Excitation of one M-cell is necessary and sufficient for the production of the stereotyped escape behavior. The M-cell network operates with a high safety factor for transmission of the first M-spike. Yet, in a number of organisms, including goldfish (Korn and Faber, 2005), hatchetfish (Aljure et al., 1980) and butterfly fish (Starosciak et al., 2008), repetition of the M-cell-mediated escape response is suppressed for several seconds. Multiple mechanisms provide a safeguard against repetitive movements. First, excitation of the M-cell on one side will also inhibit the contralateral M-cell through a pathway involving activation of CRNs (Korn and Faber, 2005). Second, there is also a feedforward inhibition of the M-cell. Finally, a powerful depression of the M-cell/CRN synapse, which relays excitation to motor neurons at the supraspinal level, also contributes to guaranteeing a single escape in the face of continued excitatory drive to the M-cell. The long-lasting depression might also guard against subsequent CRN excitation by combined inputs from the M-axon and other cells comprising the brainstem escape network (Gahtan et al., 2002). While it is also tempting to suggest this depression contributes to habituation of the escape response (Aljure et al., 1980), the locus of this form of behavioral plasticity is more likely to be at the level of the afferent inputs to the M-cell.
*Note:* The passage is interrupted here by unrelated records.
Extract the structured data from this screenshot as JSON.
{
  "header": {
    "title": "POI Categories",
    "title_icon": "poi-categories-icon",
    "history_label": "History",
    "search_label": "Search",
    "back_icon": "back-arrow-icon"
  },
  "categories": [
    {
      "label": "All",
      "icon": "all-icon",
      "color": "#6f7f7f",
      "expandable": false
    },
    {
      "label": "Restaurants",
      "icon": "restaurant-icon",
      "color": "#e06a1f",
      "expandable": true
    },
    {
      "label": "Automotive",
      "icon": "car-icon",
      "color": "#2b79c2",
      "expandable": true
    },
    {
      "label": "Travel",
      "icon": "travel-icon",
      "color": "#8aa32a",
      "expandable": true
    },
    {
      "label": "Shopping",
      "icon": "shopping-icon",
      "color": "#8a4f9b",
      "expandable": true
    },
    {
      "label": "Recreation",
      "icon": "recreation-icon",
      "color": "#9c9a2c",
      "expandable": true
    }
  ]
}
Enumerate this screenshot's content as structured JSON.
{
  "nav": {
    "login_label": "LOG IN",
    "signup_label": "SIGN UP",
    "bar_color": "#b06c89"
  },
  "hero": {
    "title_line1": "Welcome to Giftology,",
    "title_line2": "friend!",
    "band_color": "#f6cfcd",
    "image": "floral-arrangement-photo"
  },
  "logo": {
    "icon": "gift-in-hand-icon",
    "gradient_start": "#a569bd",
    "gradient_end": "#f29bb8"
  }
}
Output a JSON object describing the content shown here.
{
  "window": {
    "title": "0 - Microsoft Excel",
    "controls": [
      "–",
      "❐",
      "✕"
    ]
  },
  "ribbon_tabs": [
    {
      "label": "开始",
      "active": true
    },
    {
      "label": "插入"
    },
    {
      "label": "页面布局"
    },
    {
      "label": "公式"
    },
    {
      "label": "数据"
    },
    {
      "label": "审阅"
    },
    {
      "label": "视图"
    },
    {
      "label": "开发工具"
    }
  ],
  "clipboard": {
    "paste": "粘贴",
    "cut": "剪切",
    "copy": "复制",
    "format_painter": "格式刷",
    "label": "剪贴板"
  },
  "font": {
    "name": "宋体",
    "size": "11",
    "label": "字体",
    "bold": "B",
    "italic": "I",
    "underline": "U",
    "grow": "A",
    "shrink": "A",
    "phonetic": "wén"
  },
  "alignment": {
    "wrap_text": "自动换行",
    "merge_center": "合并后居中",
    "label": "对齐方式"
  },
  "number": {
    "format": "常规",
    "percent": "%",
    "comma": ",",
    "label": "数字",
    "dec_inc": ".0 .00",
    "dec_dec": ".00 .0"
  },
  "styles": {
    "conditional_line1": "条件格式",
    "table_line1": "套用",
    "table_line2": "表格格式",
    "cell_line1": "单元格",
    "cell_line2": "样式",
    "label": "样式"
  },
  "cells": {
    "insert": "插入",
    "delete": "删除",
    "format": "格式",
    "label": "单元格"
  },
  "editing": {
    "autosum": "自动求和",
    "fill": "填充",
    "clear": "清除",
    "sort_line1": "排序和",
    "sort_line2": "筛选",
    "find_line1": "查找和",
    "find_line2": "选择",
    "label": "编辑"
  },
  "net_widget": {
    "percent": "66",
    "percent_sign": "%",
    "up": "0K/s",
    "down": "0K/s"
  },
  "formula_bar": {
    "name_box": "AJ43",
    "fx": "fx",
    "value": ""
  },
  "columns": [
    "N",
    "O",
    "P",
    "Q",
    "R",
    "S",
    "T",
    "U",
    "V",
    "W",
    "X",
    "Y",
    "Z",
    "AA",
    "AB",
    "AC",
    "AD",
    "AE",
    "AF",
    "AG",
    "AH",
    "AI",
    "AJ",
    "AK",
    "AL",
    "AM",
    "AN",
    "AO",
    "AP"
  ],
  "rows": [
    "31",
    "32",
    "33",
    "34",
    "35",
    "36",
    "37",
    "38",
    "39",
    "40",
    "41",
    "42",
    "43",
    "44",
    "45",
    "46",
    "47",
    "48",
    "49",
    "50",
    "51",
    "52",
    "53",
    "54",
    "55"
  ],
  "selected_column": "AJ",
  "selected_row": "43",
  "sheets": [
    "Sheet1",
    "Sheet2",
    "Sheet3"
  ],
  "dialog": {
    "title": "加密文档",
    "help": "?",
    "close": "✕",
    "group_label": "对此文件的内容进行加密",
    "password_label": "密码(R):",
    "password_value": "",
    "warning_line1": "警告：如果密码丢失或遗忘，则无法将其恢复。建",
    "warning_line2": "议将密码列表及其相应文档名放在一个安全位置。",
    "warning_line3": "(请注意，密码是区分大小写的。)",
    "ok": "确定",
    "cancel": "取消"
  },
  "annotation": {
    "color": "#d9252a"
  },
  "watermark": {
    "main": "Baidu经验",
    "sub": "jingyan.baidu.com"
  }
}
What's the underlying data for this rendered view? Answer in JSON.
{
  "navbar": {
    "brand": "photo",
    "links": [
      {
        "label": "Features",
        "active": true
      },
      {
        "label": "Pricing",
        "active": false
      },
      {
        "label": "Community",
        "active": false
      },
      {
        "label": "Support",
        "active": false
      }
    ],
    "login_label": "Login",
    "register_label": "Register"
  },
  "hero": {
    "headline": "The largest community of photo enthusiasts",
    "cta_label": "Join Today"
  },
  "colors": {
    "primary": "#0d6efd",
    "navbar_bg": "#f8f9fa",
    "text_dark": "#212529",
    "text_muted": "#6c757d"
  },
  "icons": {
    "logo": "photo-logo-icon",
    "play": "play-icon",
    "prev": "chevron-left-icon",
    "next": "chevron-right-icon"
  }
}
Regardless, the mechanistic properties of depression at these junctions mirror the behavioral requirements; namely, for a single escape movement that can be succeeded by purposeful swimming activity.

We thank Drs Kamran Khodakhah, Alberto Pereda (AECOM), Thomas Preuss (Hunter College, CUNY) and Jen-Wei Lin (Boston University) for discussions and help. We thank Maurice Volaski for computer assistance.